Furono infatti proprio i Greci a introdurre i semi della vitis vinifera in Campania: le principali uve autoctone della regione, come Aglianico, Greco, Fiano, Falanghina, Biancolella e Piedirosso sono infatti di origine greca.
Il nome “Aglianico” sembra derivi dal termine Ellenico, cioè “dalla Grecia”.
Il contributo dei Greci fu fondamentale per il successo dei vini della Campania che si registrò in epoca romana.
Durante l’Impero Romano la vitivinicoltura Campana conobbe un fiorente sviluppo ed i suoi vini vennero esportati anche fuori dalla penisola Italica.
Pompei divenne il principale centro commerciale vinicolo della Campania: dai porti di Pozzuoli e di Sinuessa partivano infatti decine di migliaia di ettolitri che raggiungevano i paesi del Mediterraneo e la Gallia.
Con la fine dell’impero romano iniziò il declino della viticoltura Campana, fino a giungere al Medioevo, quando si registrò uno dei periodi più cupi per la vite e per il vino in questa regione.
Anche nel periodo Medioevale alcuni dei vini Campani conobbero un discreto successo: già nel 1300 la spiccata acidità dell’Asprinio mise in mostra le sue potenzialità nella produzione di vini spumanti, e nel 1700 molti commercianti arrivavano fino ad Aversa per acquistare le uve per produrre vini con le bollicine.
La fine di questo secolo segnò un nuovo declino dell’enologia Campana: l’oidio e la fillossera arrivarono in Campania molto più tardi che altrove, ma la viticoltura subì comunque danni ingentissimi.
La strada della qualità venne imboccata solo a partire dagli anni 1980.
In tempi recenti il territorio ha saputo dare vita a vini di altissimo livello sia a partire da vitigni a bacca bianca che a bacca rossa.

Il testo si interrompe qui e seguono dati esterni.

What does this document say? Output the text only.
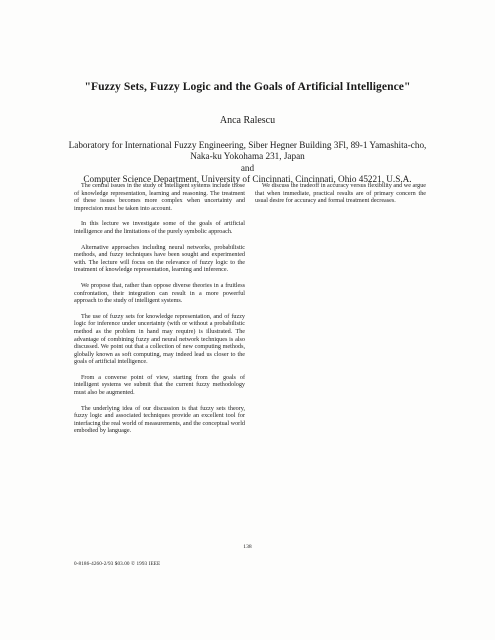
"Fuzzy Sets, Fuzzy Logic and the Goals of Artificial Intelligence"
Anca Ralescu
Laboratory for International Fuzzy Engineering, Siber Hegner Building 3Fl, 89-1 Yamashita-cho,
Naka-ku Yokohama 231, Japan
and
Computer Science Department, University of Cincinnati, Cincinnati, Ohio 45221, U.S.A.

The central issues in the study of intelligent systems include those of knowledge representation, learning and reasoning. The treatment of these issues becomes more complex when uncertainty and imprecision must be taken into account.

In this lecture we investigate some of the goals of artificial intelligence and the limitations of the purely symbolic approach.

Alternative approaches including neural networks, probabilistic methods, and fuzzy techniques have been sought and experimented with. The lecture will focus on the relevance of fuzzy logic to the treatment of knowledge representation, learning and inference.

We propose that, rather than oppose diverse theories in a fruitless confrontation, their integration can result in a more powerful approach to the study of intelligent systems.

The use of fuzzy sets for knowledge representation, and of fuzzy logic for inference under uncertainty (with or without a probabilistic method as the problem in hand may require) is illustrated. The advantage of combining fuzzy and neural network techniques is also discussed. We point out that a collection of new computing methods, globally known as soft computing, may indeed lead us closer to the goals of artificial intelligence.

From a converse point of view, starting from the goals of intelligent systems we submit that the current fuzzy methodology must also be augmented.

The underlying idea of our discussion is that fuzzy sets theory, fuzzy logic and associated techniques provide an excellent tool for interfacing the real world of measurements, and the conceptual world embodied by language.

We discuss the tradeoff in accuracy versus flexibility and we argue that when immediate, practical results are of primary concern the usual desire for accuracy and formal treatment decreases.

138
0-8186-4260-2/93 $03.00 © 1993 IEEE
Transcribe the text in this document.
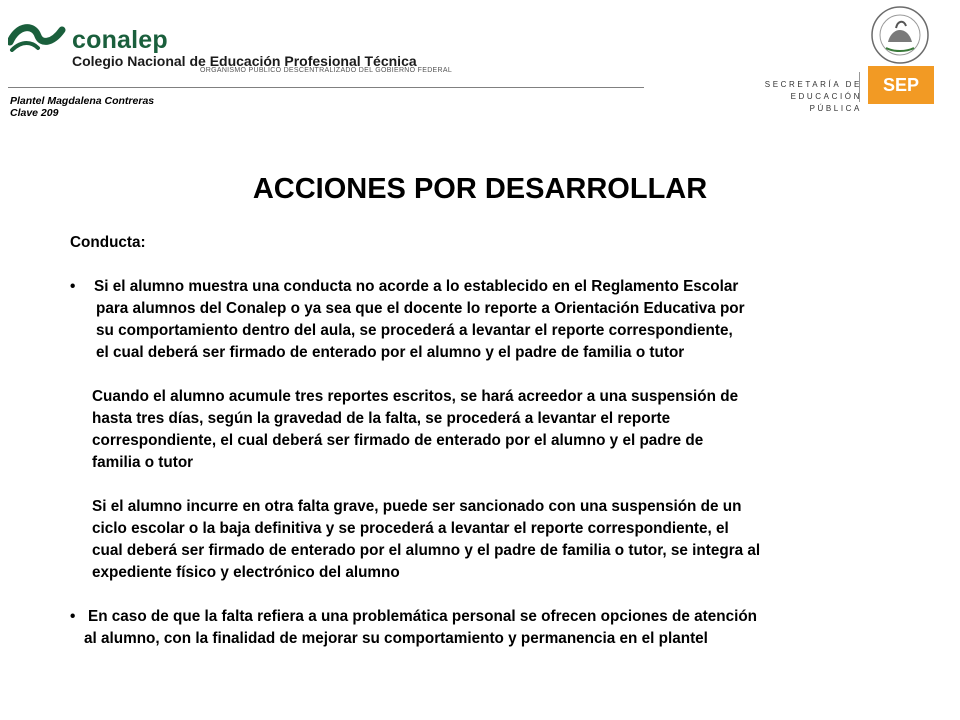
conalep
Colegio Nacional de Educación Profesional Técnica
ORGANISMO PÚBLICO DESCENTRALIZADO DEL GOBIERNO FEDERAL
Plantel Magdalena Contreras
Clave 209
SECRETARÍA DE
EDUCACIÓN PÚBLICA
SEP
ACCIONES POR DESARROLLAR
Conducta:
• Si el alumno muestra una conducta no acorde a lo establecido en el Reglamento Escolar
para alumnos del Conalep o ya sea que el docente lo reporte a Orientación Educativa por
su comportamiento dentro del aula, se procederá a levantar el reporte correspondiente,
el cual deberá ser firmado de enterado por el alumno y el padre de familia o tutor
Cuando el alumno acumule tres reportes escritos, se hará acreedor a una suspensión de
hasta tres días, según la gravedad de la falta, se procederá a levantar el reporte
correspondiente, el cual deberá ser firmado de enterado por el alumno y el padre de
familia o tutor
Si el alumno incurre en otra falta grave, puede ser sancionado con una suspensión de un
ciclo escolar o la baja definitiva y se procederá a levantar el reporte correspondiente, el
cual deberá ser firmado de enterado por el alumno y el padre de familia o tutor, se integra al
expediente físico y electrónico del alumno
• En caso de que la falta refiera a una problemática personal se ofrecen opciones de atención
al alumno, con la finalidad de mejorar su comportamiento y permanencia en el plantel
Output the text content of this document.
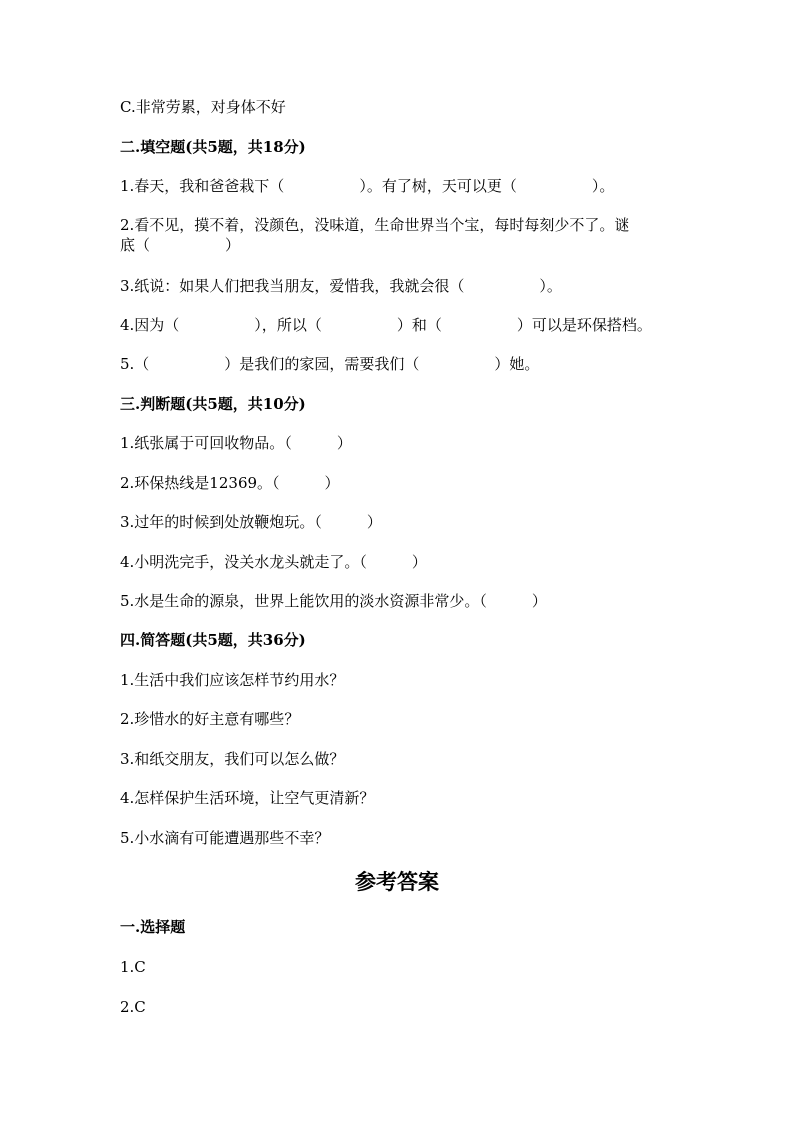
C.非常劳累，对身体不好
二.填空题(共5题，共18分)
1.春天，我和爸爸栽下（　　　　　）。有了树，天可以更（　　　　　）。
2.看不见，摸不着，没颜色，没味道，生命世界当个宝，每时每刻少不了。谜
底（　　　　　）
3.纸说：如果人们把我当朋友，爱惜我，我就会很（　　　　　）。
4.因为（　　　　　），所以（　　　　　）和（　　　　　）可以是环保搭档。
5.（　　　　　）是我们的家园，需要我们（　　　　　）她。
三.判断题(共5题，共10分)
1.纸张属于可回收物品。（　　　）
2.环保热线是12369。（　　　）
3.过年的时候到处放鞭炮玩。（　　　）
4.小明洗完手，没关水龙头就走了。（　　　）
5.水是生命的源泉，世界上能饮用的淡水资源非常少。（　　　）
四.简答题(共5题，共36分)
1.生活中我们应该怎样节约用水？
2.珍惜水的好主意有哪些？
3.和纸交朋友，我们可以怎么做？
4.怎样保护生活环境，让空气更清新？
5.小水滴有可能遭遇那些不幸？
参考答案
一.选择题
1.C
2.C
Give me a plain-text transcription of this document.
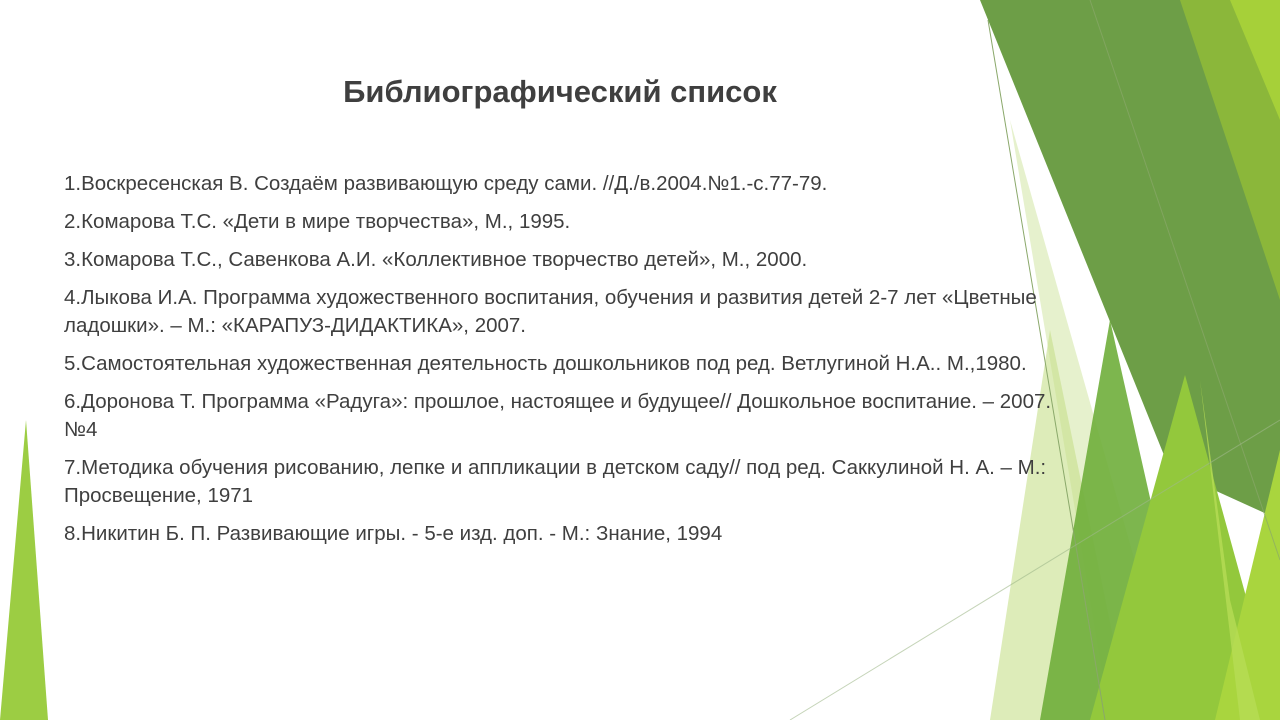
Библиографический список

1.Воскресенская В. Создаём развивающую среду сами. //Д./в.2004.№1.-с.77-79.

2.Комарова Т.С. «Дети в мире творчества», М., 1995.

3.Комарова Т.С., Савенкова А.И. «Коллективное творчество детей», М., 2000.

4.Лыкова И.А. Программа художественного воспитания, обучения и развития детей 2-7 лет «Цветные ладошки». – М.: «КАРАПУЗ-ДИДАКТИКА», 2007.

5.Самостоятельная художественная деятельность дошкольников под ред. Ветлугиной Н.А.. М.,1980.

6.Доронова Т. Программа «Радуга»: прошлое, настоящее и будущее// Дошкольное воспитание. – 2007. №4

7.Методика обучения рисованию, лепке и аппликации в детском саду// под ред. Саккулиной Н. А. – М.: Просвещение, 1971

8.Никитин Б. П. Развивающие игры. - 5-е изд. доп. - М.: Знание, 1994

Geograficamente la coltivazione della vite è favorita dalla presenza di una superficie per oltre il 50% collinare e per il 30% montuosa; la fascia pianeggiante rappresenta appena il 15% della superficie della regione.
Vi sono più di 25.000 ettari coltivati a vigna, la forma di allevamento prevalente sta mutando dalla tradizionale pergola a favore della spalliera e controspalliera, anche se i metodi di allevamento in una regione così vasta variano a seconda della zona: nel Casertano si prediligevano le alberate maritate, mentre l’alberello è più diffuso nell’Avellinese e nelle zone di alta collina-montagna in generale.
Recentemente i vini Campani stanno registrando incredibili successi e notevole interesse da parte dei consumatori: Greco di Tufo, Fiano di Avellino, Falanghina, per i bianchi, Taurasi e le diverse espressioni dell’imponente Aglianico per i rossi, sono solamente alcuni esempi che oggi fanno della Campania una delle regioni più interessanti d’Italia dal punto di vista enologico.